John M. Parker is widely reported to have died January 1, 1857, and it is easy to see why when one looks at the page where the oaths of the appraisers of the Estate of John M. Parker, Dec'd are certified on October 11 and the inventory and appraisal and the estate sale accounting are recorded on October 18. The way the clerk writes the numeral 5 (he separates the horizontal stroke at the top of the 5 from the vertical stroke it is usually attached to) causes a problem, but only when the numeral following the 5 is a 1; the horizontal stroke at the top of the 5, separated from the place it belongs, butts up against the 1 and makes it appear to be a 7. Only if one removes the misplaced horizontal stroke of the 5 will the numeral 1 appear to be a 1; otherwise, everyone mistakenly reads the 1 as a 7.  Anyone reading only that page would think that the year was 1857, but fortunately the settlement of the estate was approved and ordered to be recorded in 1853 and actually recorded in 1854, when the clerk's handwriting peculiarity wouldn't cause the problem it caused with the 1851 records.
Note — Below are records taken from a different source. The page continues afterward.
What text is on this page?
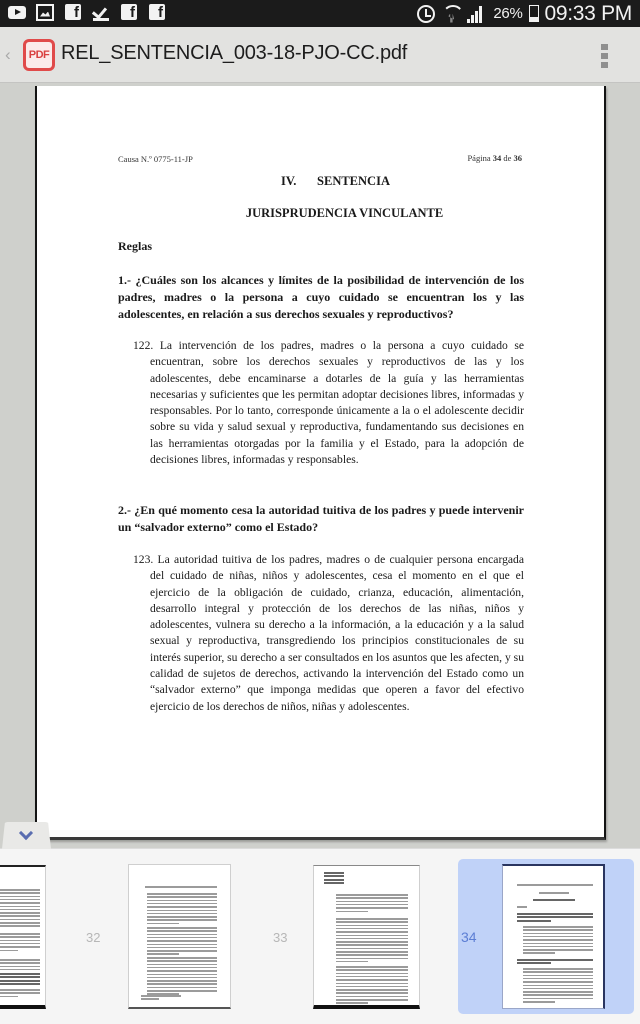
f	f	f	26% 09:33 PM
‹	PDF REL_SENTENCIA_003-18-PJO-CC.pdf
Causa N.º 0775-11-JP	Página 34 de 36
IV. SENTENCIA
JURISPRUDENCIA VINCULANTE
Reglas
1.- ¿Cuáles son los alcances y límites de la posibilidad de intervención de los padres, madres o la persona a cuyo cuidado se encuentran los y las adolescentes, en relación a sus derechos sexuales y reproductivos?
122. La intervención de los padres, madres o la persona a cuyo cuidado se encuentran, sobre los derechos sexuales y reproductivos de las y los adolescentes, debe encaminarse a dotarles de la guía y las herramientas necesarias y suficientes que les permitan adoptar decisiones libres, informadas y responsables. Por lo tanto, corresponde únicamente a la o el adolescente decidir sobre su vida y salud sexual y reproductiva, fundamentando sus decisiones en las herramientas otorgadas por la familia y el Estado, para la adopción de decisiones libres, informadas y responsables.
2.- ¿En qué momento cesa la autoridad tuitiva de los padres y puede intervenir un “salvador externo” como el Estado?
123. La autoridad tuitiva de los padres, madres o de cualquier persona encargada del cuidado de niñas, niños y adolescentes, cesa el momento en el que el ejercicio de la obligación de cuidado, crianza, educación, alimentación, desarrollo integral y protección de los derechos de las niñas, niños y adolescentes, vulnera su derecho a la información, a la educación y a la salud sexual y reproductiva, transgrediendo los principios constitucionales de su interés superior, su derecho a ser consultados en los asuntos que les afecten, y su calidad de sujetos de derechos, activando la intervención del Estado como un “salvador externo” que imponga medidas que operen a favor del efectivo ejercicio de los derechos de niños, niñas y adolescentes.
32	33	34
Although the date of the judge's signature on the settlement is not legible at the bottom of the page where the settlement appears, the clerk's certificate at the top of the following page shows that the Settlement was ordered to be recorded on June 20, 1853 and duly recorded by the clerk on August 15, 1854. 
Moreover, one can see that the problem page is contained in the volume of probate records from 1818 to 1854, and it is between the items recorded in 1850 and the items recorded in in 1852; all of the items recorded in that space were clearly recorded in 1851, no matter how the misleading handwriting problem makes the date appear. William F. Parker caught the error concerning John M. Parker's date of death and brought it to others' attention.
The problem just discussed apparently caused a secondary reason for error as to the year of John Parker's death when Whitley County prepared a typewritten index of its probate records in 1948. As deceived as everyone else was by the 1851 clerk's entries, the clerk working on the indexing of the Will Records in 1948 first typed: Appraisement 1857 [Vol.] 1 [p.] 216. Then it appears that when he got to the items recorded in 1854 and went to enter the date of the Settlement of the estate, he realized there had to be an error since the settlement could not come before the appraisement, checked the Death Register and saw that John Parker died in 1851 and made a little notation "1857" up near the corner of the double-page entry in the death register to remind himself to fix the "1857" entry in the will index, and then in the will index handwrote 1851 in parentheses beside the typewritten 1857.  Now when people see a photocopy of the page of the Whitley County Death Register is recorded, they see the index clerks's little notation and think that John Parker died in 1857, compounding the original problem with the will records.
John was born about 1772. He passed away about 1851.